As for the drive/laptop, currently the laptop is just being used as a simple Linux Mint workstation that I sit next to my file server. I use it just for looking up things on the net if I have questions/issues with my server. No major data is stored on it now. If it dies tomorrow, life will go on with no major data loss. I have moved all my major data over to a Samsung laptop with similar specs. I'll just use it until I get a new laptop.
Other hard drive diags may provide some help and maybe 100% working but I always try to get the OEM diags on their web site. Sometimes might have to email for support. The OEM diags in my opinion tend to be best as they have inside track on device.

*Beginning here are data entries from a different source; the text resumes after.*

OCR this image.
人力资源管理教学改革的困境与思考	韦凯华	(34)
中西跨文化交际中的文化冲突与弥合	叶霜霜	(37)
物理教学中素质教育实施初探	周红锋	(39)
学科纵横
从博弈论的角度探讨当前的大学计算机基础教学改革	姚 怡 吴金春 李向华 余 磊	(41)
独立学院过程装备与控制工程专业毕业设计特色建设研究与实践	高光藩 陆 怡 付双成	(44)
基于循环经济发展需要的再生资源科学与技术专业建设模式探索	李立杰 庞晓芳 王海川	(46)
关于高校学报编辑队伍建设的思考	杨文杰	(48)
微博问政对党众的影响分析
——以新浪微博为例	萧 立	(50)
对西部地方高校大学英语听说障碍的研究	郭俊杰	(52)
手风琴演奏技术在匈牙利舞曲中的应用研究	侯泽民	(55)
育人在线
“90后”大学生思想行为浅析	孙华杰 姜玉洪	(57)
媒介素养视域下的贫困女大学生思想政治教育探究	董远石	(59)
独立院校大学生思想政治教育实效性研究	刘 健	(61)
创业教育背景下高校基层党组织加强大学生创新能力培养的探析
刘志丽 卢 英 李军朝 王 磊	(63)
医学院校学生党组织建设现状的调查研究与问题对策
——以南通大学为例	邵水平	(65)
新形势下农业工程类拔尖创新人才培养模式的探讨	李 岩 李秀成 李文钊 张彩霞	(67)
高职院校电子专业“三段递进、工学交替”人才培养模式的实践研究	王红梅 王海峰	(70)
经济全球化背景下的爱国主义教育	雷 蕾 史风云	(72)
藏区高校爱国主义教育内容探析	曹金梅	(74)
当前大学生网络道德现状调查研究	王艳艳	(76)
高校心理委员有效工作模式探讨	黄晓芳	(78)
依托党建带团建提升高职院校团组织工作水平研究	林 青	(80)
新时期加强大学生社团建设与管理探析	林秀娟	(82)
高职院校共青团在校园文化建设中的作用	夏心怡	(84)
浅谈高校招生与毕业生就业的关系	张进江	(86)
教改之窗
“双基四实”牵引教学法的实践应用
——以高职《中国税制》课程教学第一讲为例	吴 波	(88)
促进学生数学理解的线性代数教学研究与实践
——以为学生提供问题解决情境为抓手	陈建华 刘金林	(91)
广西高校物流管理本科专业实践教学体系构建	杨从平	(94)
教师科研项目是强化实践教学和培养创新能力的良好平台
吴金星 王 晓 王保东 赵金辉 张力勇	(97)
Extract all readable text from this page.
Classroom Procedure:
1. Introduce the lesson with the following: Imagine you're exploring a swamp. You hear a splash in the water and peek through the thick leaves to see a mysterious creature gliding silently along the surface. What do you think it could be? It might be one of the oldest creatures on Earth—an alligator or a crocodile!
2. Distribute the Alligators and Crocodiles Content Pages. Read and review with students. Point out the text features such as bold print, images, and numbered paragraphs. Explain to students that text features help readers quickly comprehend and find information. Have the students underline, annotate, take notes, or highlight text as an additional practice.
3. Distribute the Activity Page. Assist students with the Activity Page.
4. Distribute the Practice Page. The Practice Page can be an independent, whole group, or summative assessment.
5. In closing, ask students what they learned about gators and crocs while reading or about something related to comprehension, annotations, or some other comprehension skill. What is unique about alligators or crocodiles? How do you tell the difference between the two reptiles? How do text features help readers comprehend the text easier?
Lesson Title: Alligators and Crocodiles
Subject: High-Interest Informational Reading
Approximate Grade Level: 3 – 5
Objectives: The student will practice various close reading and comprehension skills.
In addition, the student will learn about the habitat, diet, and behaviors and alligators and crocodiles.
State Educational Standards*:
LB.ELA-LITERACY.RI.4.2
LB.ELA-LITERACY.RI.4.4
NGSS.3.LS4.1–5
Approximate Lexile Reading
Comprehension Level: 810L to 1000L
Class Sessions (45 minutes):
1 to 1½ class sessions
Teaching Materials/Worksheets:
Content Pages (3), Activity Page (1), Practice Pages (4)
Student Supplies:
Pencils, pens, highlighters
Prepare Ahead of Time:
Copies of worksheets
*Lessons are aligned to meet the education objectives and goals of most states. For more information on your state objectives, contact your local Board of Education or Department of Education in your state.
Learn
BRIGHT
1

Generally if drive starts developing bad sectors, data on it no longer can be considered safe. But possibly you can still use it to hold some non important data you're not afraid to loose
If your drive however is getting new bad sectors then you have a problem immediately copying all data off of the disk and replacing it. You can format the drive
If you have part of a file in a bad sector then that file will be corrupted and likely unusable.
Last edited by martin smith; 02-18-2020 at 10:23 AM.